De 40% à 150% plus cher
Concrètement, d’après nos calculs, les opérations concernées seront de 40% à 150% plus chères si effectuées à l’office de poste plutôt que sur le Web. Exemple: pour un ordre de garder le courrier pendant les vacances, la taxe passera à 20 francs si elle est faite au guichet, alors qu’elle sera de seulement 8 francs en ligne. La réexpédition jusqu’à deux semaines: 22 francs à l’office, contre 10 francs sur Internet.
«Nous regrettons cette pratique qui est celle des banques privées: décourager les opérations au guichet par des hausses de prix et facturer les prestations effectuées par le client via Internet», estime Nadia Thiongane, responsable des questions économiques à la Fédération romande des consommateurs (FRC). «La Poste a une mission de service public, et on ne peut pas accepter une telle discrimination des prix. Surtout que les prestations au guichet sont beaucoup utilisées par les personnes âgées.»

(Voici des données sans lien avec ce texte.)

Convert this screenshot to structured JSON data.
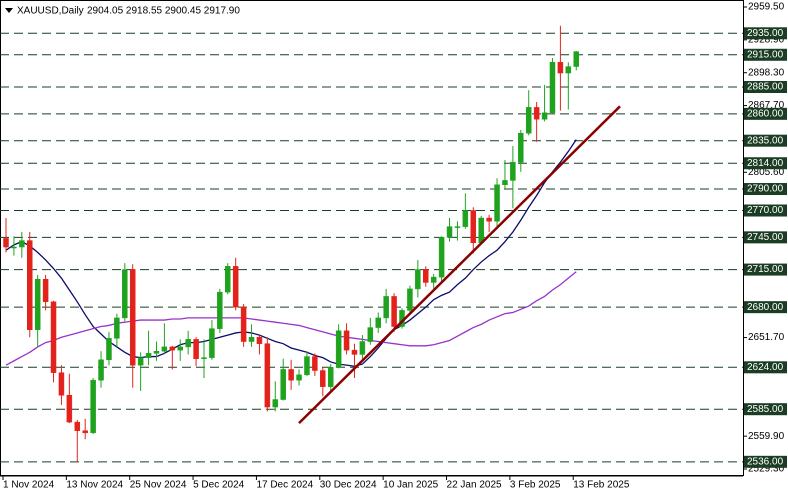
{
  "chart_data": {
    "type": "candlestick",
    "title": "XAUUSD,Daily",
    "subtitle": "2904.05 2918.55 2900.45 2917.90",
    "categories": [
      "1 Nov 2024",
      null,
      null,
      null,
      null,
      null,
      null,
      null,
      "13 Nov 2024",
      null,
      null,
      null,
      null,
      null,
      null,
      null,
      "25 Nov 2024",
      null,
      null,
      null,
      null,
      null,
      null,
      null,
      "5 Dec 2024",
      null,
      null,
      null,
      null,
      null,
      null,
      null,
      "17 Dec 2024",
      null,
      null,
      null,
      null,
      null,
      null,
      null,
      "30 Dec 2024",
      null,
      null,
      null,
      null,
      null,
      null,
      null,
      "10 Jan 2025",
      null,
      null,
      null,
      null,
      null,
      null,
      null,
      "22 Jan 2025",
      null,
      null,
      null,
      null,
      null,
      null,
      null,
      "3 Feb 2025",
      null,
      null,
      null,
      null,
      null,
      null,
      null,
      "13 Feb 2025"
    ],
    "open": [
      2744,
      2736,
      2736,
      2742,
      2659,
      2706,
      2685,
      2619,
      2598,
      2573,
      2565,
      2563,
      2612,
      2631,
      2651,
      2670,
      2715,
      2626,
      2633,
      2637,
      2639,
      2643,
      2640,
      2643,
      2650,
      2632,
      2633,
      2660,
      2694,
      2718,
      2680,
      2648,
      2652,
      2646,
      2587,
      2594,
      2622,
      2612,
      2617,
      2634,
      2621,
      2606,
      2624,
      2658,
      2640,
      2636,
      2648,
      2661,
      2670,
      2690,
      2662,
      2677,
      2697,
      2715,
      2703,
      2708,
      2745,
      2755,
      2755,
      2770,
      2740,
      2763,
      2760,
      2794,
      2798,
      2815,
      2842,
      2866,
      2855,
      2861,
      2908,
      2898,
      2904.05
    ],
    "high": [
      2763,
      2746,
      2750,
      2750,
      2710,
      2710,
      2686,
      2626,
      2618,
      2575,
      2576,
      2614,
      2639,
      2657,
      2674,
      2721,
      2720,
      2638,
      2658,
      2648,
      2665,
      2644,
      2650,
      2658,
      2652,
      2650,
      2668,
      2697,
      2721,
      2726,
      2683,
      2664,
      2654,
      2652,
      2611,
      2632,
      2631,
      2622,
      2639,
      2637,
      2624,
      2627,
      2664,
      2665,
      2646,
      2654,
      2670,
      2675,
      2697,
      2693,
      2679,
      2700,
      2724,
      2718,
      2711,
      2746,
      2763,
      2760,
      2786,
      2773,
      2765,
      2766,
      2800,
      2817,
      2830,
      2845,
      2882,
      2871,
      2887,
      2912,
      2942,
      2908,
      2918.55
    ],
    "low": [
      2731,
      2728,
      2726,
      2652,
      2643,
      2677,
      2610,
      2589,
      2572,
      2536,
      2557,
      2562,
      2605,
      2626,
      2643,
      2667,
      2605,
      2602,
      2626,
      2630,
      2636,
      2622,
      2630,
      2636,
      2625,
      2614,
      2631,
      2656,
      2692,
      2677,
      2643,
      2643,
      2636,
      2583,
      2583,
      2593,
      2603,
      2607,
      2616,
      2616,
      2597,
      2602,
      2623,
      2636,
      2614,
      2630,
      2645,
      2656,
      2665,
      2657,
      2660,
      2673,
      2689,
      2699,
      2697,
      2703,
      2741,
      2742,
      2753,
      2730,
      2739,
      2750,
      2755,
      2790,
      2772,
      2806,
      2840,
      2834,
      2853,
      2860,
      2863,
      2864,
      2900.45
    ],
    "close": [
      2736,
      2736,
      2742,
      2659,
      2706,
      2685,
      2619,
      2598,
      2573,
      2565,
      2563,
      2612,
      2631,
      2651,
      2670,
      2715,
      2626,
      2633,
      2637,
      2639,
      2643,
      2640,
      2643,
      2650,
      2632,
      2633,
      2660,
      2694,
      2718,
      2680,
      2648,
      2652,
      2646,
      2587,
      2594,
      2622,
      2612,
      2617,
      2634,
      2621,
      2606,
      2624,
      2658,
      2640,
      2636,
      2648,
      2661,
      2670,
      2690,
      2662,
      2677,
      2697,
      2715,
      2703,
      2708,
      2745,
      2755,
      2755,
      2770,
      2740,
      2763,
      2760,
      2794,
      2798,
      2815,
      2842,
      2866,
      2855,
      2861,
      2908,
      2898,
      2904,
      2917.9
    ],
    "up_color": "#1fa31f",
    "down_color": "#e3231b",
    "series": [
      {
        "color": "#0b0b6b",
        "values": [
          2733,
          2738,
          2741,
          2737,
          2731,
          2724,
          2716,
          2707,
          2696,
          2685,
          2673,
          2662,
          2655,
          2648,
          2643,
          2638,
          2634,
          2633,
          2634,
          2634,
          2637,
          2641,
          2645,
          2647,
          2647,
          2648,
          2650,
          2652,
          2654,
          2656,
          2657,
          2656,
          2654,
          2651,
          2648,
          2646,
          2642,
          2640,
          2638,
          2635,
          2633,
          2629,
          2627,
          2626,
          2625,
          2627,
          2634,
          2642,
          2651,
          2659,
          2663,
          2668,
          2674,
          2680,
          2687,
          2691,
          2694,
          2701,
          2707,
          2715,
          2722,
          2728,
          2733,
          2741,
          2750,
          2761,
          2773,
          2784,
          2796,
          2806,
          2815,
          2825,
          2836
        ]
      },
      {
        "color": "#9932cc",
        "values": [
          2626,
          2630,
          2634,
          2638,
          2643,
          2647,
          2649,
          2652,
          2654,
          2656,
          2658,
          2660,
          2662,
          2663,
          2665,
          2666,
          2667,
          2668,
          2668,
          2668,
          2668,
          2669,
          2669,
          2670,
          2670,
          2670,
          2670,
          2670,
          2670,
          2670,
          2670,
          2669,
          2668,
          2667,
          2666,
          2665,
          2664,
          2663,
          2661,
          2659,
          2657,
          2655,
          2653,
          2652,
          2651,
          2650,
          2649,
          2648,
          2647,
          2646,
          2645,
          2644,
          2644,
          2644,
          2645,
          2647,
          2649,
          2653,
          2657,
          2661,
          2664,
          2668,
          2671,
          2674,
          2675,
          2678,
          2681,
          2686,
          2690,
          2696,
          2701,
          2707,
          2713
        ]
      }
    ],
    "trendline": {
      "color": "#8b0000",
      "values": [
        2572,
        2867
      ]
    },
    "levels": [
      {
        "value": 2935,
        "label": "2935.00"
      },
      {
        "value": 2915,
        "label": "2915.00"
      },
      {
        "value": 2885,
        "label": "2885.00"
      },
      {
        "value": 2860,
        "label": "2860.00"
      },
      {
        "value": 2835,
        "label": "2835.00"
      },
      {
        "value": 2814,
        "label": "2814.00"
      },
      {
        "value": 2790,
        "label": "2790.00"
      },
      {
        "value": 2770,
        "label": "2770.00"
      },
      {
        "value": 2745,
        "label": "2745.00"
      },
      {
        "value": 2715,
        "label": "2715.00"
      },
      {
        "value": 2680,
        "label": "2680.00"
      },
      {
        "value": 2624,
        "label": "2624.00"
      },
      {
        "value": 2585,
        "label": "2585.00"
      },
      {
        "value": 2536,
        "label": "2536.00"
      }
    ],
    "level_color": "#1b3d24",
    "ylim": [
      2522.8,
      2966
    ],
    "yticks": [
      {
        "value": 2959.5,
        "label": "2959.50"
      },
      {
        "value": 2928.9,
        "label": "2928.90"
      },
      {
        "value": 2898.3,
        "label": "2898.30"
      },
      {
        "value": 2867.7,
        "label": "2867.70"
      },
      {
        "value": 2805.6,
        "label": "2805.60"
      },
      {
        "value": 2651.7,
        "label": "2651.70"
      },
      {
        "value": 2559.9,
        "label": "2559.90"
      },
      {
        "value": 2529.3,
        "label": "2529.30"
      }
    ]
  }
}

Au Syndicat autonome des postiers (SAP), la nouvelle ne passe pas non plus. «On voudrait inciter les gens à ne plus aller au bureau de poste qu’on ne s’y prendrait pas autrement!» réagit son président, Olivier Cottagnoud. «C’est de la concurrence déloyale interne à l’entreprise!» dénonce le militant valaisan, qui se bat depuis plusieurs années contre la fermeture des offices postaux (réduits au nombre de 1800, soit deux fois moins qu’il y a douze ans).
Du côté du géant jaune, on justifie l’écart de prix guichet/Internet par la différence des coûts engendrés. «Au guichet de poste, le client peut être conseillé sur les différentes prestations et obtenir de l’aide, explique Nathalie Salamin, porte-parole. Il arrive que le personnel remplisse des formulaires électroniques avec le client et ce service coûte de l’argent. En revanche, le client bénéficie d’une réduction lorsqu’il entreprend ces démarches de manière autonome via Internet.» La logique de la nouvelle grille tarifaire est donc clairement économique. Et La Poste assume. «Ces adaptations visent à mieux couvrir les coûts des prestations déficitaires et à compenser les frais supplémentaires accumulés, indique le communiqué. La Poste met ainsi en œuvre le principe ancré dans la loi selon lequel ses prestations ne doivent pas être déficitaires.» Un discours auquel l’économiste de la FRC n’adhère pas, dénonçant des hausses «saucissonnées».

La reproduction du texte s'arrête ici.